Different gene expression profile observed in dermal papilla cells related to androgenic alopecia by DNA macroarray analysis.

BACKGROUND: Androgenic alopecia (AGA) is the most common type of baldness in men. Although etiological studies have proved that androgen is one of the causes of this symptom, the defined molecular mechanism underlying androgen-related actions remains largely unknown. OBJECTIVES: To clarify the difference in the gene expression profile of dermal papilla cells (DPCs) in skin affected by baldness. METHODS: DNA macroarray study was carried out on cultured DPCs from AGA skin comparing with DPCs from skin that is not affected by baldness. RESULTS: From DNA macroarray analysis, we observed that 107 of the 1185 analyzed genes had differing expression levels.
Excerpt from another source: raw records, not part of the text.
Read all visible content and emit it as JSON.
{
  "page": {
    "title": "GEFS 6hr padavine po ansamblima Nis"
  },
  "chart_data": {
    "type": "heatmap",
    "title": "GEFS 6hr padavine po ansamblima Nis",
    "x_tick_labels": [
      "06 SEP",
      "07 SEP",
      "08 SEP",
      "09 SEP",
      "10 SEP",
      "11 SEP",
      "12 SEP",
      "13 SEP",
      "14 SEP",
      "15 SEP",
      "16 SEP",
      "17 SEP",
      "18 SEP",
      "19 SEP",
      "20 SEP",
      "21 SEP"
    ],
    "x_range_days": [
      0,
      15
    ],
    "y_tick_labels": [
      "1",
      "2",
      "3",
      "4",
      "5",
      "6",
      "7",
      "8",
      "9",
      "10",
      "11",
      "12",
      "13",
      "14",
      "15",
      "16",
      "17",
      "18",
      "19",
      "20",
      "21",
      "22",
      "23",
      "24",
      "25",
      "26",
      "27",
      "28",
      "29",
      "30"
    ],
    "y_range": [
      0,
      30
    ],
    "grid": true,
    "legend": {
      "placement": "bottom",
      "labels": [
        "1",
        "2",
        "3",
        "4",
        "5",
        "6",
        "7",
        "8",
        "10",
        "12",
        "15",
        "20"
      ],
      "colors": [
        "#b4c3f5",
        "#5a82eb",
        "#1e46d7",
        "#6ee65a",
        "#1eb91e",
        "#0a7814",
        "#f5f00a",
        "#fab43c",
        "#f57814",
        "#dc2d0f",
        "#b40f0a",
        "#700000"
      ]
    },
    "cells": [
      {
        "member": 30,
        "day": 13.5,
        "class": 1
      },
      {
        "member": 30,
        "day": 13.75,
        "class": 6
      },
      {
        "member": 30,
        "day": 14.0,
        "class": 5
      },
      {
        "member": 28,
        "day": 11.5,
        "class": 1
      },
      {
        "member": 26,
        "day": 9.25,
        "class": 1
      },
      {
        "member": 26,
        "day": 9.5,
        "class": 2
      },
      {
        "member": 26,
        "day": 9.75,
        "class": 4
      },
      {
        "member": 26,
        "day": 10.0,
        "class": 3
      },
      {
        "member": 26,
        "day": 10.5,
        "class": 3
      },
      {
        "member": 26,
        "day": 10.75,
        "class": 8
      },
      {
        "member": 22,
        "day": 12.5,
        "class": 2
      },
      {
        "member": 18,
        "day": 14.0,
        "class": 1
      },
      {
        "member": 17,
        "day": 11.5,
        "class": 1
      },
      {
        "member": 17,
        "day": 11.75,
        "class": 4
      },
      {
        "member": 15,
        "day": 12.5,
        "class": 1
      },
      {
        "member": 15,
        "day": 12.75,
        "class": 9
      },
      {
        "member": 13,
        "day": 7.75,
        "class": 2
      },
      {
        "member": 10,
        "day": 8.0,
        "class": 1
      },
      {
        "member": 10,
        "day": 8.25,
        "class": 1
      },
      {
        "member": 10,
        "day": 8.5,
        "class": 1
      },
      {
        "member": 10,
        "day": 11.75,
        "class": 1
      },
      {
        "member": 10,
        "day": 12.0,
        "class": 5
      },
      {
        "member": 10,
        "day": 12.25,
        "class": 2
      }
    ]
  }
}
A marked difference was observed in the decreased gene expression of BMP2 and ephrin A3 and up-regulated in NT-4 gene. In order to clarify the roles of BMP2 and ephrin A3 in the hair follicles, we examined the proliferation of hair follicle keratinocyte and expression of a hair acidic keratin gene. Both BMP2 and ephrin A3 raised the proliferation rate of the outer root sheath cells (ORSCs) and induced gene expression in acidic hair keratin 3-II. CONCLUSION: These results lead us to the hypothesis that both BMP2 and ephrin A3 function as hair growth promoting factors in the hair cycle.